The campaign utilized both unique infrastructure, and compromised WordPress websites that were used as drop-zone servers by the attackers, the joint research report said. While using a specialized infrastructure, the server would run for roughly two months with dozens of .XYZ domains. These registered domains were used in the phishing attacks.

The researchers discovered dozens of compromised WordPress servers that hosted the malicious PHP page (named “go.php”, “post.php”, “gate.php”, “rent.php” or “rest.php”), and processed all incoming credentials from victims of the phishing attacks, according to the researchers. Attackers usually prefer to use compromised servers instead of their own infrastructure due to existing websites’ reputations. The more widely recognized a reputation is, the chances are higher that the email will not be blocked by security vendors.

Analyzing the different email headers used in the campaign allowed Otorio and CheckPoint researchers  to draw several conclusions regarding the tactics, techniques and procedures (TTPs) used by the attackers, the joint research report said. Some emails were sent from a Linux server hosted on Microsoft’s Azure, others were often sent by using PHP Mailer 6.1.5, while some were delivered using 1&1 email servers.

Attackers used compromised email accounts to distribute spam through high-reputation phishing campaigns because the emails are harder to block. In one specific campaign, a phishing page was found impersonating IONOS by 1&1, a German web hosting company, the researchers pointed out. It is highly likely that the compromised IONOS account credentials were used by the attackers to send the rest of the Office 365 themed spam.

The firms also found that once the users’ information was sent to the drop-zone servers, the data was saved in a publicly visible file that was indexable by Google. This allowed anyone access to the stolen email address credentials with a simple Google search. The public availability of data allowed the researchers to create a breakdown of the victims according to their industry, based on a subset of about 500 stolen credentials.

The researchers also found several correlations to previous phishing activity by comparing the campaign’s TTPs, the joint research report said.

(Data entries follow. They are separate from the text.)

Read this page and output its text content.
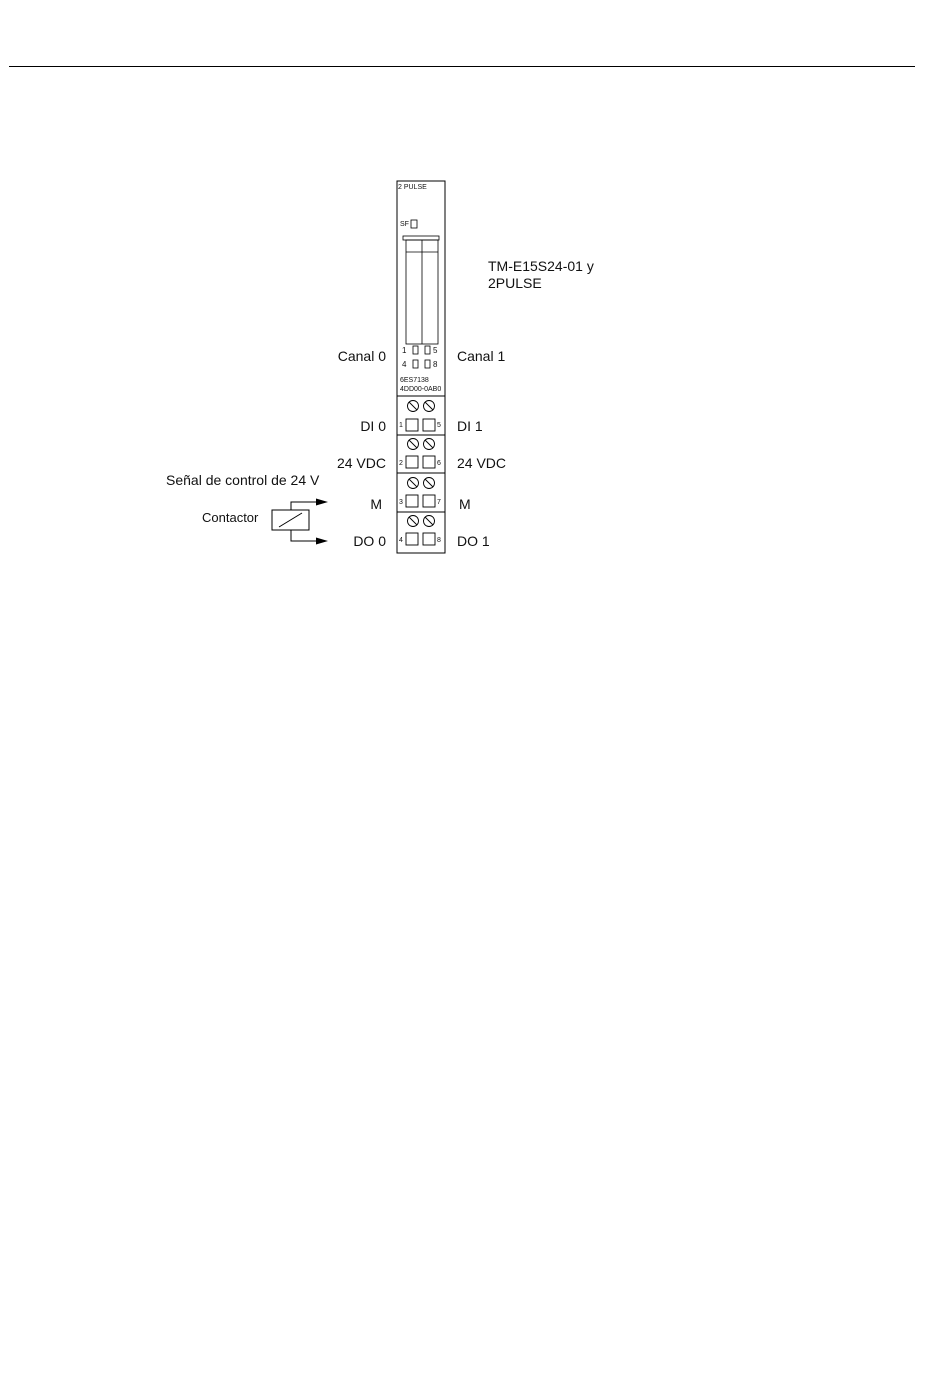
2 PULSE
SF
1	5
4	8
6ES7138
4DD00-0AB0
1	5
2	6
3	7
4	8
TM-E15S24-01 y
2PULSE
Canal 0	Canal 1
DI 0	DI 1
24 VDC	24 VDC
M	M
DO 0	DO 1
Señal de control de 24 V
Contactor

Due to the similarities, these activities were likely executed by the same attacker or group of attackers. They also found a phishing email from May 2020 that matched the TTP, which also used the same JavaScript encoding that was used by the campaign in August.

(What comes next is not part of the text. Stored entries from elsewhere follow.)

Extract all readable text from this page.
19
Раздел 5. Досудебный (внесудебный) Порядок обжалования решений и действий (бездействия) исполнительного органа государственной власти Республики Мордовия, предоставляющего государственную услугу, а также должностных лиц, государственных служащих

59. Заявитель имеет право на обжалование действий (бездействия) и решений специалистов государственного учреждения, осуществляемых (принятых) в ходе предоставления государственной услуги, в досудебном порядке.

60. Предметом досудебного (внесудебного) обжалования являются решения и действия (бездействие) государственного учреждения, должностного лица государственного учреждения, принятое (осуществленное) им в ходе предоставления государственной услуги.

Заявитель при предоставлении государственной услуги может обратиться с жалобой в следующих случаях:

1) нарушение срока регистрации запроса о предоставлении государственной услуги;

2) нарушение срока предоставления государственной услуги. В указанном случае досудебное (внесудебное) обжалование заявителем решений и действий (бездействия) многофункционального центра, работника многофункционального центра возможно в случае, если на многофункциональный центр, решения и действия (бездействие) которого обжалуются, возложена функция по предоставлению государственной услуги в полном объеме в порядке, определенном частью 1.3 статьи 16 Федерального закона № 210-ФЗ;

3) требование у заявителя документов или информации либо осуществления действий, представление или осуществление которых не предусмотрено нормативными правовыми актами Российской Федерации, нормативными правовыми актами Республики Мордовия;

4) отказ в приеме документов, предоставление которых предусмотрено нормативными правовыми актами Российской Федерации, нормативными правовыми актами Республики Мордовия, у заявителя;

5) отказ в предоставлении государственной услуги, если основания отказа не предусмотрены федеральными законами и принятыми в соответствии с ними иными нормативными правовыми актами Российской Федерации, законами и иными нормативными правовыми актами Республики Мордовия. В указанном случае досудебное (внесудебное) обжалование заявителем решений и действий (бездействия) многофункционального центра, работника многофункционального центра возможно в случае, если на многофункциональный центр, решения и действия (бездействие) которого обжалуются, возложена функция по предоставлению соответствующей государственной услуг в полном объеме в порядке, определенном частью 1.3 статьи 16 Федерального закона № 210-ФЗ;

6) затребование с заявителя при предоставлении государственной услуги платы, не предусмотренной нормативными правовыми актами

Previously, the script redirected the user to another variant of an Office 365 phishing page that was not entirely encoded within the initial HTML file, the researchers noted.

The Google search engine algorithm naturally indexes the internet, and using its algorithm, it is also capable of indexing the hackers pages where they temporarily store the stolen credentials, according to the joint research report. Attackers will conceal their malicious intentions, bypass security filtering and trick users. To protect from this type of attack, users must be suspicious of any email or communication from a familiar brand or organization that asks to click on a link or open an attached document.

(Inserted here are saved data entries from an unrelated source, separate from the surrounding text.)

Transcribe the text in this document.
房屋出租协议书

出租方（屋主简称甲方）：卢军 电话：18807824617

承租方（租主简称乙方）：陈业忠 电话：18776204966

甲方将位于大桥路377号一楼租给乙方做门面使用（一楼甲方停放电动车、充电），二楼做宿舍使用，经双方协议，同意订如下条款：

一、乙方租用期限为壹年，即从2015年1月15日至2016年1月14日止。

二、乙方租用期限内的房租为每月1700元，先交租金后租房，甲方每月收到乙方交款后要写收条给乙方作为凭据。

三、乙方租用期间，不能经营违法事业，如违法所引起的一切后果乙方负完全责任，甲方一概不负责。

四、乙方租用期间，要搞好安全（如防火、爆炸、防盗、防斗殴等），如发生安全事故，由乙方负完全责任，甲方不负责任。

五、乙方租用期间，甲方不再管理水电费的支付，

Users must beware of lookalike domains, spelling errors in emails or websites, and unfamiliar email senders, apart from being cautious with files received via email from unknown senders, especially if they prompt for a certain action that one would not usually do. They must also make sure not to reuse passwords between different applications and accounts. Organizations should prevent zero-day attacks with an end-to-end cyber architecture to block deceptive phishing sites and provide alerts on password reuse in real-time.

In December, OTORIO had warned of more industrial ransomware attacks this year, as industrial companies were likely to witness a rise in industrial cybercrime, impacting revenue-generating operations. Ransomware surged 40 percent in 2020 as cyber attackers realize that the industrial sector is willing to pay six digit figures in order to resume revenue generating operations, and the trend is only expected to continue rising.